Both LPs and GPs use these structured products to manage bid-ask spreads more effectively and enhance fundraising capabilities. For GPs, structured solutions provide alternatives to traditional exits while preserving their long-term value- creation strategy. For their part, LPs get more liquidity options while avoiding selling prized portfolio positions.

2026 Outlook

Several key trends will likely shape how the secondaries market continues to develop:

The secondary market enters 2026 with strong momentum and clear structural drivers. Following a record year in 2025, where volumes surpassed $220 billion, the market is expected to climb toward $275 billion in 2026—approximately 20% year-over-year growth and consistent with long-term trends.

At the same time, evergreen vehicles are set to become a structural catalyst for LP activity, offering flexible solutions for liquidity management, portfolio construction, and operational efficiency. As these vehicles scale, they will deepen market participation and enable creative LP solutions, including inkind transfers and semiliquid structures as cash alternative mechanisms.

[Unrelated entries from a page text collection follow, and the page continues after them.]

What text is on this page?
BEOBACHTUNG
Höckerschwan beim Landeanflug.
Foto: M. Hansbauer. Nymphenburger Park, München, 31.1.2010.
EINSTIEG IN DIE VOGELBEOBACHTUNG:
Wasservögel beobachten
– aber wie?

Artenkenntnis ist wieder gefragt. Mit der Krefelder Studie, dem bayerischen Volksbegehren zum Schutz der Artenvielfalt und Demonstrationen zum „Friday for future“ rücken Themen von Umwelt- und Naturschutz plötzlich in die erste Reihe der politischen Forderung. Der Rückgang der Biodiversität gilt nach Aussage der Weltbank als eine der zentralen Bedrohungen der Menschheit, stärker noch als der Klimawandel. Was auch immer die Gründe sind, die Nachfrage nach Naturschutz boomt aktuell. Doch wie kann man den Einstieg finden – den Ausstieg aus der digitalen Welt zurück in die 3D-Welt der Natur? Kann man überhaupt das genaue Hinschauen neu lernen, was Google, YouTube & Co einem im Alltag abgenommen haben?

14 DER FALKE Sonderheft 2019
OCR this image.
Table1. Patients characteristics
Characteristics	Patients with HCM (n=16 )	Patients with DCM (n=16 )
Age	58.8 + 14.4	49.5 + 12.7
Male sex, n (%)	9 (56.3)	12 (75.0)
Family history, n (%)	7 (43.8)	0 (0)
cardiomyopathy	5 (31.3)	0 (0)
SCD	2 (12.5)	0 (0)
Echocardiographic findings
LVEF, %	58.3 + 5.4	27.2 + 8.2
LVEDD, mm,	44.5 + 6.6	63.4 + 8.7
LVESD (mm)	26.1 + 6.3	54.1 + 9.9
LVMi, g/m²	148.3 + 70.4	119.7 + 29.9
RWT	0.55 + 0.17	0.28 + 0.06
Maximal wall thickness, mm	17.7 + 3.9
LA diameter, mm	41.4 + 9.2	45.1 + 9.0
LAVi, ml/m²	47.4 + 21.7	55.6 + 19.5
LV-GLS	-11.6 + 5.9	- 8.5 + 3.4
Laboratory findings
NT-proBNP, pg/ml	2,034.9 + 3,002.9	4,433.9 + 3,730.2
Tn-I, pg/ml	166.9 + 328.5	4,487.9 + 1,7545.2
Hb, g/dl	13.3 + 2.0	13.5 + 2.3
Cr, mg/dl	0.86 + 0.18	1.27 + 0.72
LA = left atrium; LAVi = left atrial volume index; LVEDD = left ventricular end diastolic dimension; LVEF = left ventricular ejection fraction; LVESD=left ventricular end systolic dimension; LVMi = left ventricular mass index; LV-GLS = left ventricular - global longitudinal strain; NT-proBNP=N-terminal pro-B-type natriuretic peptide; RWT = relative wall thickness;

Greater availability of realized and interim CV performance data is expected to sharpen investor selectivity. With clearer benchmarks for alignment, asset quality, and value creation plans, buyers are increasingly distinguishing between highquality GPled opportunities and those lacking conviction.

Finally, structured GP solutions are poised to play a more prominent role in 2026. In a market where distributions remain muted, these structures offer sponsors capital access while preserving long-term economics and exposure. For both GPs and LPs, structured solutions will continue to provide an important bridge between immediate liquidity needs and long-term value creation.